To refer to the House of Saud as the "government" is inane. The Brits (with help from the US) created the so-called Saud government as a totally bifurcated government with the house of Saud able to generate oil contracts with the west and over-see various other international issues leaving the domestic issues (local legal/education/cultural) to be within the realm of the local muslim leadership. Even when a Saud princess was accused of, and convicted of, adultery and sentenced to beheading, the house of Saud had no say to overturn (she lost her head).
0 Replies
 
Joe Nation
 
  1  
Reply Fri 21 Sep, 2007 01:29 pm
Sharia at it's finest.

Joe(can't wait for the Iraqis to get their legal system going)Nation
0 Replies
 
georgeob1
 
  1  
Reply Fri 21 Sep, 2007 01:49 pm
Dys,

While I recognize the historical truth of some of your anecdotes, I don't follow your point. Saudi Arabia is indeed a country: it has a real government that functions both domestically and internationally, much as do other governments. In its domestic activities the Saudi government is a custodian (and enforcer) of the Moslem religion of virtually all of its citizens (but not that of many of the guest workers who together comprise over 20% of the population there). It does not permit the expression of any other religious views or practices within its borders, even by visitors to the country.

I don't understand your point about its supposed "bifurcation". There is the House of Saud and the government, to be sure. However they have exactly the same rule and management, and there is no independent accountability for either.

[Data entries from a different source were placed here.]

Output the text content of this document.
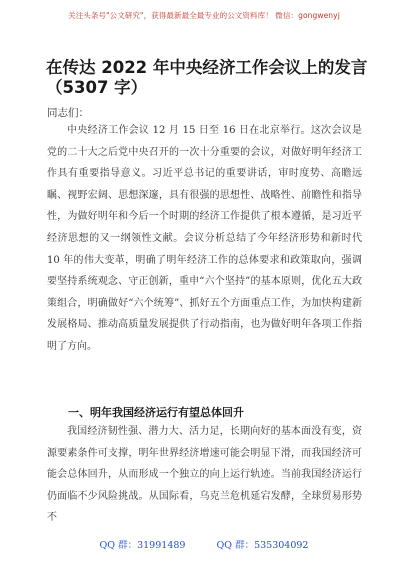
关注头条号"公文研究"，获得最新最全最专业的公文资料库！ 微信：gongwenyj
在传达 2022 年中央经济工作会议上的发言（5307 字）
同志们：

中央经济工作会议 12 月 15 日至 16 日在北京举行。这次会议是党的二十大之后党中央召开的一次十分重要的会议，对做好明年经济工作具有重要指导意义。习近平总书记的重要讲话，审时度势、高瞻远瞩、视野宏阔、思想深邃，具有很强的思想性、战略性、前瞻性和指导性，为做好明年和今后一个时期的经济工作提供了根本遵循，是习近平经济思想的又一纲领性文献。会议分析总结了今年经济形势和新时代 10 年的伟大变革，明确了明年经济工作的总体要求和政策取向，强调要坚持系统观念、守正创新，重申“六个坚持”的基本原则，优化五大政策组合，明确做好“六个统筹”、抓好五个方面重点工作，为加快构建新发展格局、推动高质量发展提供了行动指南，也为做好明年各项工作指明了方向。

一、明年我国经济运行有望总体回升

我国经济韧性强、潜力大、活力足，长期向好的基本面没有变，资源要素条件可支撑，明年世界经济增速可能会明显下滑，而我国经济可能会总体回升，从而形成一个独立的向上运行轨迹。当前我国经济运行仍面临不少风险挑战。从国际看，乌克兰危机延宕发酵，全球贸易形势不

QQ 群：31991489	QQ 群：535304092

The conflict of Abdul Azziz with the Hashemites who previously ruled Mecca & Medina in the 1930s was certainly watched with interest by both Britain and The US to see who would control the vast petroleum assets of the region. While Britain had historical ties to the Hashemites dating back to the Arab uprising they financed to overthrow the Ottomans, both nations were mostly interested in close relations with whichever party won the struggle in Arabia. Both conflicting Arabian parties were dedicated to preserving the Islamic "purity" of the holy sites, but the Saudis, backed as they were by a fairly fanatic Yemeni Wahhabbi cult which provided its fiercest warriors, represented much greater systematic intolerance of anything outside their own narrow interpretations of Islam. That systematic intolerance remains today hardly diminished from its original form.
0 Replies
 
talk72000
 
  1  
Reply Fri 21 Sep, 2007 11:25 pm
Most of the mosques are funded by the Wahhabbis and churning out fanatics. Al Queda and the Taliban might very well be creatures of the Wahhabbis. Osama even cautioned its members against attacking the Saudi oilfields. If threats are made by Muslim fanatics someone should hint at attacking Saudi oilfields for it is the petro funds that is providing the Muslim fanatics.